The mechanism of Mycobacterium tuberculosis dissemination is not well understood [21]. One proposed mechanism is that tuberculous infection spreads through a pulmonary vein after eroding the alveolar epithelial cell layer [21,22]. When the bacteria reach the left side of the heart and enter the circulatory system, they multiply and infect extrapulmonary organs, causing disseminated systemic tuberculosis. Also, mycobacteria can damage the cells lining the alveoli and enter the lymph nodes. From there, it enters the systemic venous blood and circulates back to the lung through the right side of the heart, producing disseminated pulmonary tuberculosis with a miliary appearance [21,22]. The two forms of dissemination can occur independently or together.

Dissemination of tuberculosis rarely occurs as an iatrogenic infection. A few cases have been published describing tuberculosis dissemination following surgical intervention [15,23,24,25,26,27]. A non-health professional ("bonesetter") ’s empirical manipulation of the wrist joint could be considered an initial or primary iatrogenic infection. This is because he presented with non-specific symptoms and signs in the left wrist long before the clinical presentation of tuberculosis in the lungs and testis.

Histological examination revealed microscopically tuberculous granulomas with or without central caseification. Sometimes, alcohol-resistant bacilli can be found within macrophages or in areas of caseification [17,28]. These findings are consistent with those described in the reports of the anatomy-pathology studies performed on our patient.

Acid-fast smears, real-time polymerase chain reaction, mycobacterial culture, and histology are needed to confirm the diagnosis in patients with suspected disseminated tuberculosis [14]. Nucleic acid amplification testing by real-time polymerase chain reaction has been used as a rapid diagnostic tool for tuberculosis, as it detects Mycobacterium tuberculosis complex directly from patient samples in only two hours [29]. Therefore, all samples from our patient, both secretions and tissue, obtained by biopsy and surgical excision, were sent to the mycobacteria laboratory. These samples were used for smear microscopy, culture for mycobacterium tuberculosis, and molecular biology testing (real-time polymerase chain reaction for tuberculosis). Positive results were obtained, proving the presence of the bacillus Mycobacterium tuberculosis.
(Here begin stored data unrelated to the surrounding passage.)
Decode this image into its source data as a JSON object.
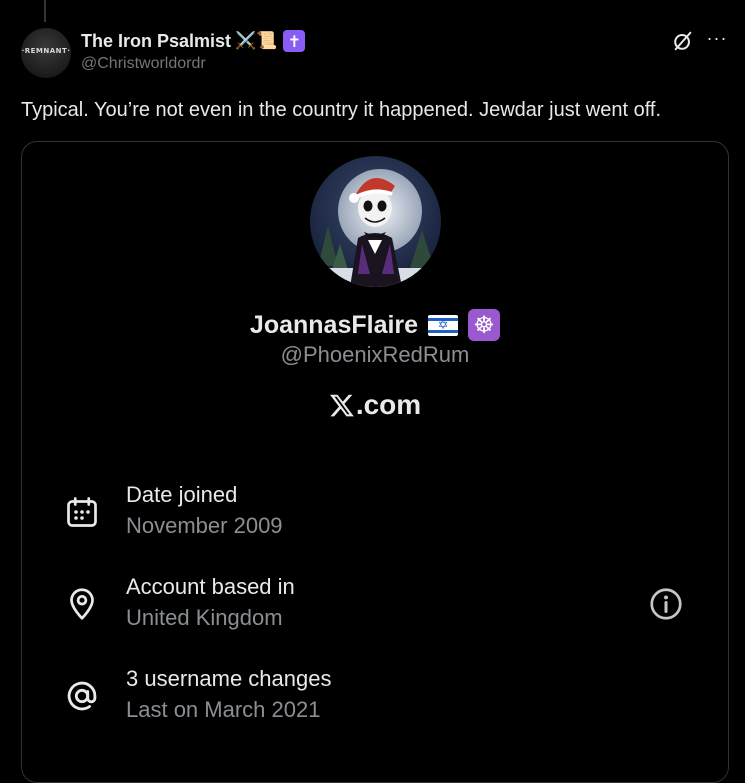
{
  "post": {
    "author": {
      "display_name": "The Iron Psalmist",
      "name_emojis": "⚔️📜",
      "badge_glyph": "✝",
      "handle": "@Christworldordr",
      "avatar_text": "·REMNANT·"
    },
    "text": "Typical. You’re not even in the country it happened. Jewdar just went off.",
    "icons": {
      "grok": "grok-icon",
      "more": "more-icon",
      "more_glyph": "···"
    }
  },
  "card": {
    "profile_name": "JoannasFlaire",
    "flag": "israel-flag",
    "flag_star": "✡",
    "badge_glyph": "☸",
    "profile_handle": "@PhoenixRedRum",
    "site": ".com",
    "rows": [
      {
        "icon": "calendar-icon",
        "title": "Date joined",
        "value": "November 2009"
      },
      {
        "icon": "location-pin-icon",
        "title": "Account based in",
        "value": "United Kingdom"
      },
      {
        "icon": "at-sign-icon",
        "title": "3 username changes",
        "value": "Last on March 2021"
      }
    ]
  },
  "colors": {
    "background": "#000000",
    "text_primary": "#e7e9ea",
    "text_secondary": "#71767b",
    "border": "#2f3336",
    "badge_purple": "#8a5cf6"
  }
}
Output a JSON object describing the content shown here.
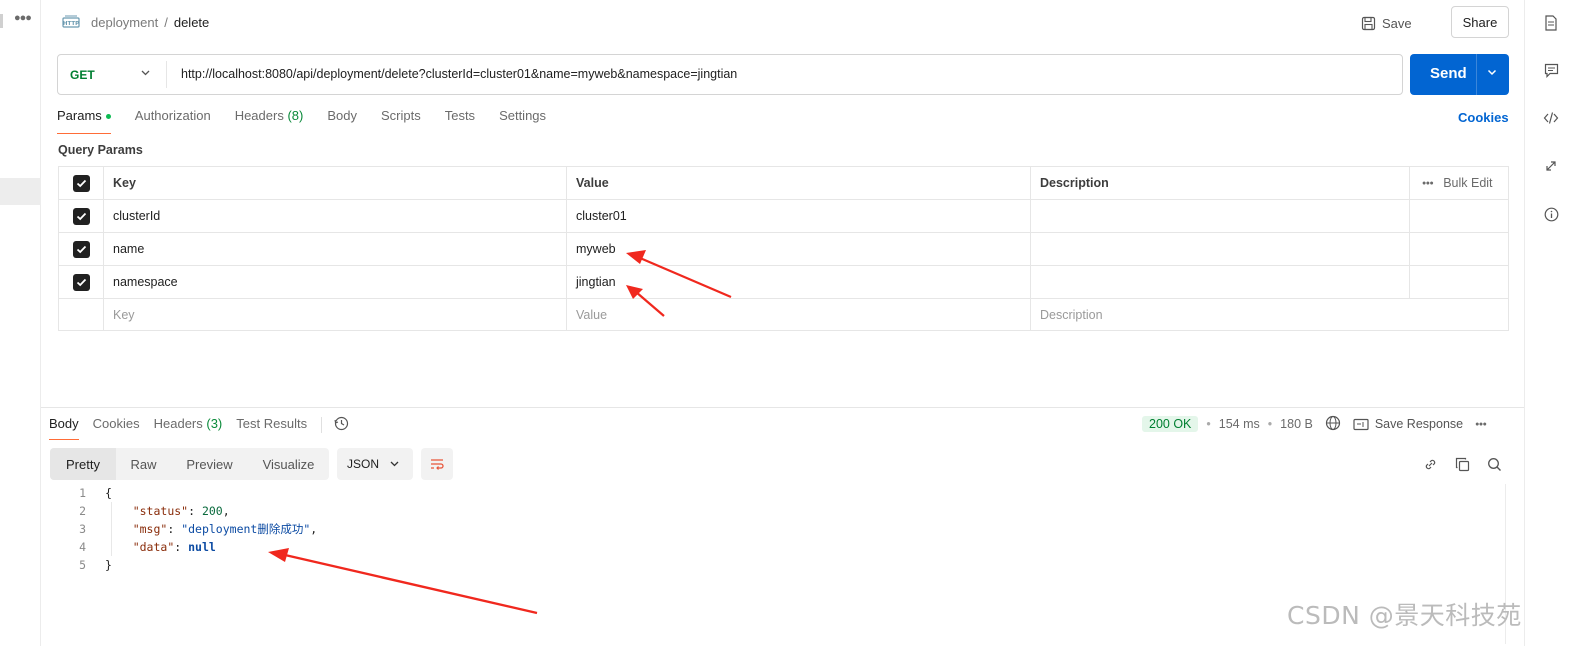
{
  "header": {
    "breadcrumb_parent": "deployment",
    "breadcrumb_sep": "/",
    "breadcrumb_current": "delete",
    "save_label": "Save",
    "share_label": "Share"
  },
  "request": {
    "method": "GET",
    "url": "http://localhost:8080/api/deployment/delete?clusterId=cluster01&name=myweb&namespace=jingtian",
    "send_label": "Send"
  },
  "request_tabs": [
    {
      "label": "Params",
      "active": true
    },
    {
      "label": "Authorization"
    },
    {
      "label": "Headers",
      "count": "(8)"
    },
    {
      "label": "Body"
    },
    {
      "label": "Scripts"
    },
    {
      "label": "Tests"
    },
    {
      "label": "Settings"
    }
  ],
  "cookies_link": "Cookies",
  "query_params": {
    "title": "Query Params",
    "headers": {
      "key": "Key",
      "value": "Value",
      "description": "Description",
      "bulk_edit": "Bulk Edit"
    },
    "rows": [
      {
        "key": "clusterId",
        "value": "cluster01",
        "checked": true
      },
      {
        "key": "name",
        "value": "myweb",
        "checked": true
      },
      {
        "key": "namespace",
        "value": "jingtian",
        "checked": true
      }
    ],
    "placeholder": {
      "key": "Key",
      "value": "Value",
      "description": "Description"
    }
  },
  "response_tabs": [
    {
      "label": "Body",
      "active": true
    },
    {
      "label": "Cookies"
    },
    {
      "label": "Headers",
      "count": "(3)"
    },
    {
      "label": "Test Results"
    }
  ],
  "response_meta": {
    "status": "200 OK",
    "time": "154 ms",
    "size": "180 B",
    "save_response": "Save Response",
    "status_color": "#007f31"
  },
  "view_modes": [
    "Pretty",
    "Raw",
    "Preview",
    "Visualize"
  ],
  "format": "JSON",
  "code_lines": {
    "l1": {
      "num": "1",
      "text": "{"
    },
    "l2": {
      "num": "2",
      "key": "\"status\"",
      "colon": ": ",
      "value": "200",
      "tail": ","
    },
    "l3": {
      "num": "3",
      "key": "\"msg\"",
      "colon": ": ",
      "value": "\"deployment删除成功\"",
      "tail": ","
    },
    "l4": {
      "num": "4",
      "key": "\"data\"",
      "colon": ": ",
      "value": "null",
      "tail": ""
    },
    "l5": {
      "num": "5",
      "text": "}"
    }
  },
  "watermark": "CSDN @景天科技苑",
  "colors": {
    "accent": "#0265d2",
    "tab_underline": "#ff6c37",
    "annotation_arrow": "#f0281e"
  }
}
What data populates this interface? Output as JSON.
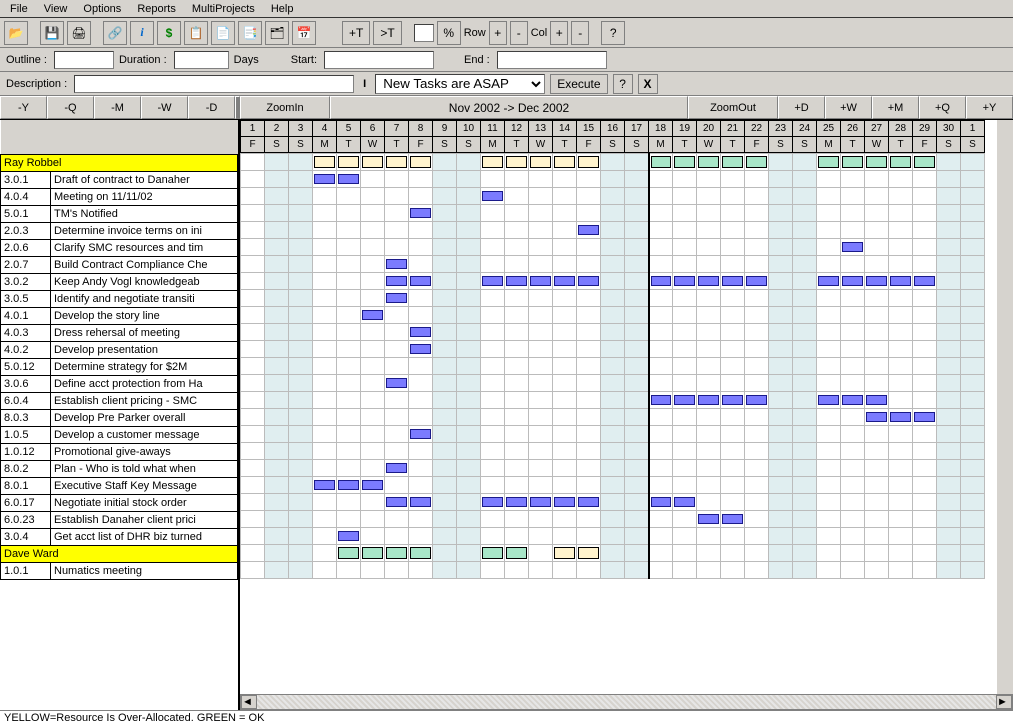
{
  "menu": [
    "File",
    "View",
    "Options",
    "Reports",
    "MultiProjects",
    "Help"
  ],
  "toolbar_icons": [
    "open",
    "save",
    "print",
    "link",
    "info",
    "dollar",
    "plan",
    "sheet",
    "copy",
    "tree",
    "cal"
  ],
  "toolbar2": {
    "plusT": "+T",
    "minusT": ">T",
    "pct": "%",
    "row": "Row",
    "plus": "+",
    "minus": "-",
    "col": "Col",
    "help": "?"
  },
  "fields": {
    "outline": "Outline :",
    "outline_v": "",
    "duration": "Duration :",
    "duration_v": "",
    "days": "Days",
    "start": "Start:",
    "start_v": "",
    "end": "End :",
    "end_v": "",
    "desc": "Description :",
    "desc_v": "",
    "taskmode": "New Tasks are ASAP",
    "exec": "Execute",
    "q": "?",
    "x": "X"
  },
  "zoom": {
    "mY": "-Y",
    "mQ": "-Q",
    "mM": "-M",
    "mW": "-W",
    "mD": "-D",
    "in": "ZoomIn",
    "title": "Nov  2002 -> Dec  2002",
    "out": "ZoomOut",
    "pD": "+D",
    "pW": "+W",
    "pM": "+M",
    "pQ": "+Q",
    "pY": "+Y"
  },
  "day_nums": [
    "1",
    "2",
    "3",
    "4",
    "5",
    "6",
    "7",
    "8",
    "9",
    "10",
    "11",
    "12",
    "13",
    "14",
    "15",
    "16",
    "17",
    "18",
    "19",
    "20",
    "21",
    "22",
    "23",
    "24",
    "25",
    "26",
    "27",
    "28",
    "29",
    "30",
    "1"
  ],
  "day_dows": [
    "F",
    "S",
    "S",
    "M",
    "T",
    "W",
    "T",
    "F",
    "S",
    "S",
    "M",
    "T",
    "W",
    "T",
    "F",
    "S",
    "S",
    "M",
    "T",
    "W",
    "T",
    "F",
    "S",
    "S",
    "M",
    "T",
    "W",
    "T",
    "F",
    "S",
    "S"
  ],
  "weekend_cols": [
    1,
    2,
    8,
    9,
    15,
    16,
    22,
    23,
    29,
    30
  ],
  "break_col": 17,
  "tasks": [
    {
      "id": "",
      "name": "Ray Robbel",
      "resource": true,
      "bars": [
        {
          "s": 3,
          "e": 7,
          "res": "over"
        },
        {
          "s": 10,
          "e": 14,
          "res": "over"
        },
        {
          "s": 17,
          "e": 21,
          "res": "ok"
        },
        {
          "s": 24,
          "e": 28,
          "res": "ok"
        }
      ]
    },
    {
      "id": "3.0.1",
      "name": "Draft of contract to Danaher",
      "bars": [
        {
          "s": 3,
          "e": 4
        }
      ]
    },
    {
      "id": "4.0.4",
      "name": "Meeting on 11/11/02",
      "bars": [
        {
          "s": 10,
          "e": 10
        }
      ]
    },
    {
      "id": "5.0.1",
      "name": "TM's Notified",
      "bars": [
        {
          "s": 7,
          "e": 7
        }
      ]
    },
    {
      "id": "2.0.3",
      "name": "Determine invoice terms on ini",
      "bars": [
        {
          "s": 14,
          "e": 14
        }
      ]
    },
    {
      "id": "2.0.6",
      "name": "Clarify SMC resources and tim",
      "bars": [
        {
          "s": 25,
          "e": 25
        }
      ]
    },
    {
      "id": "2.0.7",
      "name": "Build Contract Compliance Che",
      "bars": [
        {
          "s": 6,
          "e": 6
        }
      ]
    },
    {
      "id": "3.0.2",
      "name": "Keep Andy Vogl knowledgeab",
      "bars": [
        {
          "s": 6,
          "e": 7
        },
        {
          "s": 10,
          "e": 14
        },
        {
          "s": 17,
          "e": 21
        },
        {
          "s": 24,
          "e": 28
        }
      ]
    },
    {
      "id": "3.0.5",
      "name": "Identify and negotiate transiti",
      "bars": [
        {
          "s": 6,
          "e": 6
        }
      ]
    },
    {
      "id": "4.0.1",
      "name": "Develop the story line",
      "bars": [
        {
          "s": 5,
          "e": 5
        }
      ]
    },
    {
      "id": "4.0.3",
      "name": "Dress rehersal of meeting",
      "bars": [
        {
          "s": 7,
          "e": 7
        }
      ]
    },
    {
      "id": "4.0.2",
      "name": "Develop presentation",
      "bars": [
        {
          "s": 7,
          "e": 7
        }
      ]
    },
    {
      "id": "5.0.12",
      "name": "Determine strategy for $2M",
      "bars": []
    },
    {
      "id": "3.0.6",
      "name": "Define acct protection from Ha",
      "bars": [
        {
          "s": 6,
          "e": 6
        }
      ]
    },
    {
      "id": "6.0.4",
      "name": "Establish client pricing - SMC",
      "bars": [
        {
          "s": 17,
          "e": 21
        },
        {
          "s": 24,
          "e": 26
        }
      ]
    },
    {
      "id": "8.0.3",
      "name": "Develop Pre Parker overall",
      "bars": [
        {
          "s": 26,
          "e": 28
        }
      ]
    },
    {
      "id": "1.0.5",
      "name": "Develop a customer message",
      "bars": [
        {
          "s": 7,
          "e": 7
        }
      ]
    },
    {
      "id": "1.0.12",
      "name": "Promotional give-aways",
      "bars": []
    },
    {
      "id": "8.0.2",
      "name": "Plan - Who is told what when",
      "bars": [
        {
          "s": 6,
          "e": 6
        }
      ]
    },
    {
      "id": "8.0.1",
      "name": "Executive Staff Key Message",
      "bars": [
        {
          "s": 3,
          "e": 5
        }
      ]
    },
    {
      "id": "6.0.17",
      "name": "Negotiate initial stock order",
      "bars": [
        {
          "s": 6,
          "e": 7
        },
        {
          "s": 10,
          "e": 14
        },
        {
          "s": 17,
          "e": 18
        }
      ]
    },
    {
      "id": "6.0.23",
      "name": "Establish Danaher client prici",
      "bars": [
        {
          "s": 19,
          "e": 20
        }
      ]
    },
    {
      "id": "3.0.4",
      "name": "Get acct list of DHR biz turned",
      "bars": [
        {
          "s": 4,
          "e": 4
        }
      ]
    },
    {
      "id": "",
      "name": "Dave Ward",
      "resource": true,
      "bars": [
        {
          "s": 4,
          "e": 7,
          "res": "ok"
        },
        {
          "s": 10,
          "e": 11,
          "res": "ok"
        },
        {
          "s": 13,
          "e": 14,
          "res": "over"
        }
      ]
    },
    {
      "id": "1.0.1",
      "name": "Numatics meeting",
      "bars": []
    }
  ],
  "status": "YELLOW=Resource Is Over-Allocated.   GREEN = OK"
}
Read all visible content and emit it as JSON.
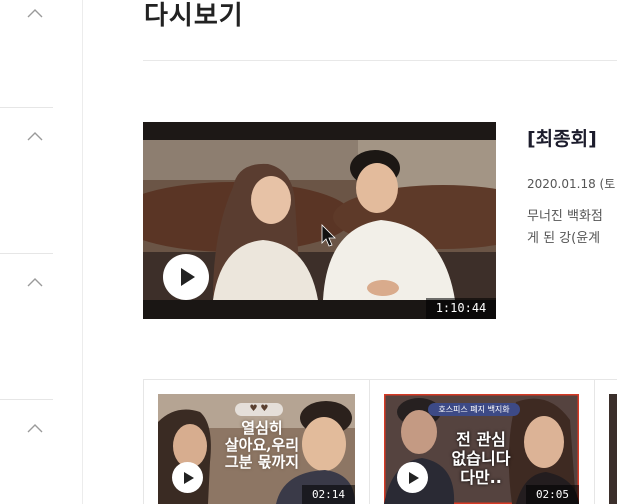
{
  "sidebar": {
    "sections": [
      {
        "icon": "chevron-up-icon"
      },
      {
        "icon": "chevron-up-icon"
      },
      {
        "icon": "chevron-up-icon"
      },
      {
        "icon": "chevron-up-icon"
      }
    ]
  },
  "page": {
    "title": "다시보기"
  },
  "featured": {
    "title": "[최종회]",
    "date": "2020.01.18 (토",
    "description_line1": "무너진 백화점",
    "description_line2": "게 된 강(윤계",
    "duration": "1:10:44"
  },
  "clips": [
    {
      "duration": "02:14",
      "badge": "♥ ♥",
      "caption_lines": [
        "열심히",
        "살아요,우리",
        "그분 몫까지"
      ]
    },
    {
      "duration": "02:05",
      "badge": "호스피스 폐지 백지화",
      "caption_lines": [
        "전 관심",
        "없습니다",
        "다만.."
      ]
    },
    {
      "duration": ""
    }
  ],
  "colors": {
    "title": "#222222",
    "episode_title": "#1c1c2c",
    "text_muted": "#555555",
    "divider": "#e6e6e6",
    "play_button": "#ffffff"
  }
}
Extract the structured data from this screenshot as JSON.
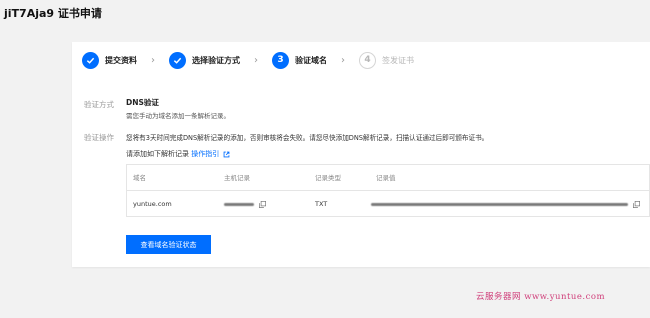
{
  "page": {
    "title": "jiT7Aja9 证书申请"
  },
  "steps": [
    {
      "label": "提交资料",
      "status": "done",
      "number": ""
    },
    {
      "label": "选择验证方式",
      "status": "done",
      "number": ""
    },
    {
      "label": "验证域名",
      "status": "active",
      "number": "3"
    },
    {
      "label": "签发证书",
      "status": "todo",
      "number": "4"
    }
  ],
  "verify_method": {
    "label": "验证方式",
    "title": "DNS验证",
    "desc": "需您手动为域名添加一条解析记录。"
  },
  "verify_steps": {
    "label": "验证操作",
    "notice": "您将有3天时间完成DNS解析记录的添加，否则审核将会失败。请您尽快添加DNS解析记录，扫描认证通过后即可颁布证书。",
    "instruction": "请添加如下解析记录",
    "guide_link": "操作指引"
  },
  "table": {
    "headers": [
      "域名",
      "主机记录",
      "记录类型",
      "记录值"
    ],
    "row": {
      "domain": "yuntue.com",
      "type": "TXT"
    }
  },
  "button": {
    "label": "查看域名验证状态"
  },
  "watermark": "云服务器网 www.yuntue.com",
  "colors": {
    "accent": "#006eff",
    "watermark": "#d0407b"
  }
}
Other rapid and non-invasive tests have also been used on samples other than sputum. This is because measuring biomarkers such as adenosine deaminase and interferon ɣ is inconclusive in cases of extrapulmonary tuberculosis despite its validating and confirmatory role [30,31,32,33,34,35].

Histopathology remains an essential method for diagnosing tuberculosis [3,36]. It is the diagnostic tool that we have also used in the study of wrist joint and testicular lesions, the results of which contributed to the diagnosis of disseminated tuberculosis.

Conclusions

The diagnosis of disseminated tuberculosis was difficult due to the non-specific clinical picture. To confirm the occult diagnosis of extrapulmonary presentation, molecular testing, and histology were necessary.

Prolonged use of systemic corticosteroids would have influenced the dissemination of tuberculosis.

The limitation of confirmatory diagnostic tools and specialized evaluations promptly resulted in underestimating the involvement of various organs in tuberculosis.